The ease of arguing about consciousness and over every other "god-shaped" thing comes at a cost to the rest of us, the ones who invented light bulbs and democracy and wheels. While some people earnestly harvest sensitivity and realism, involving the presence of mind that naturally accompanies some and that others refuse to grasp, the sky-god drones toil to master modes of speech I find annoying... this rhetorical speech and logical non sequiturs (both spin) are tools that should be studied in primary schools, because they have so many forms and purposes and are so politically prevalent in modern life. Children should (at least have the option to) learn to effectively configure their speech in such a way that would make them less quick to judge and accuse, that would open their minds to greater objectivity. That process may begin with speech itself.

Anyway, I wrote a while back about a crying baby and asking its parents at what age a human stops crying because it's a person that wants something, and starts doing it when it actually feels sad. If you didn't read that entry, the parents were foreign and didn't understand a word of it. Anyway, after I asked a few doctors, a pediatrician was actually willing to turn that one over in his noggin, and he said five or six years old. I asked him if he understood that I was seeking clarity in what the question I'm asking really was, and we talked it out.

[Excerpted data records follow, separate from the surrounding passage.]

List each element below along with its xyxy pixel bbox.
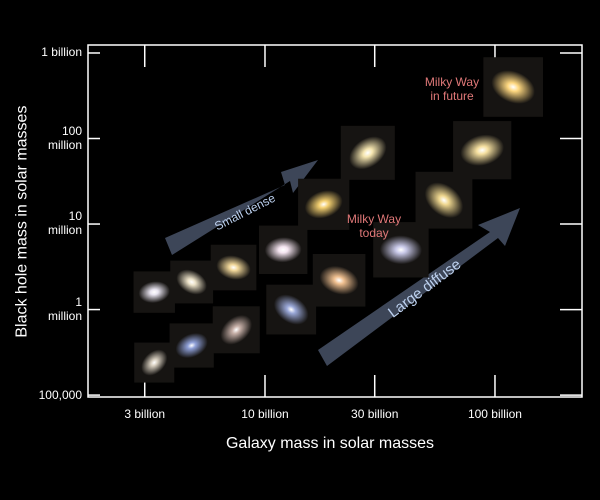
- x-tick-label: 100 billion: [467, 407, 522, 421]
- arrow-large-diffuse: [318, 208, 520, 366]
- annotation: Milky Way in future: [424, 75, 480, 104]
- plot-frame: [87, 44, 583, 398]
- galaxy: [424, 182, 464, 218]
- galaxy: [349, 136, 387, 170]
- galaxy: [175, 332, 208, 359]
- galaxy: [141, 349, 168, 376]
- arrow-small-dense: [165, 160, 318, 255]
- galaxy: [491, 70, 535, 104]
- y-tick-label: 1 billion: [41, 45, 82, 60]
- galaxy: [460, 134, 504, 166]
- galaxy: [138, 281, 170, 303]
- galaxy: [220, 314, 253, 345]
- x-tick-label: 10 billion: [241, 407, 289, 421]
- annotation: Milky Way today: [346, 212, 402, 241]
- galaxy: [176, 269, 207, 295]
- galaxy: [216, 255, 251, 280]
- y-tick-label: 100,000: [38, 387, 82, 402]
- y-tick-label: 10 million: [47, 209, 82, 238]
- galaxy: [264, 237, 302, 263]
- galaxy: [304, 190, 343, 219]
- galaxy: [379, 235, 422, 265]
- x-axis-label: Galaxy mass in solar masses: [225, 435, 435, 452]
- y-tick-label: 100 million: [47, 123, 82, 152]
- galaxy: [319, 265, 359, 295]
- y-tick-label: 1 million: [47, 294, 82, 323]
- x-tick-label: 30 billion: [351, 407, 399, 421]
- galaxy: [273, 294, 309, 325]
- x-tick-label: 3 billion: [124, 407, 166, 421]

The answer is pretty much this: In order to clarify the question, we have to clarify "sad", which I was willing to redefine as "loss", a form of or reason for sadness which is easy to pin down. In order for that to happen, the person has to possess a certain degree of self-actualization in order to feel that one is adequately connected to something to feel disconnected. Babies are far simpler than that, and even at two or three people ape the reactions of adults in a pantomime of emotion, but at five or six, that changes. We become emotionally independent. What a crying person does is react to a loss in this case, and that is seemingly a linear causality field, but it's far from reductive, as most men who have dated women under thirty can attest. People cry for other reasons all the time. Sadness emerges. Sadness might be thought of as a measurement of independence that cannot be easily provoked. I think you can probably get hysteria and confusion and hatred, and a host of other mass-producible feelings out of a person, but sadness seems smarter to me. Looks like an emergent property (crying) points to the emergence of mind, and what we ought to do is to make a computer that can cry (and doesn't want to) to run everything. Because a computer would never, ever come up with "god" as a reason for existence.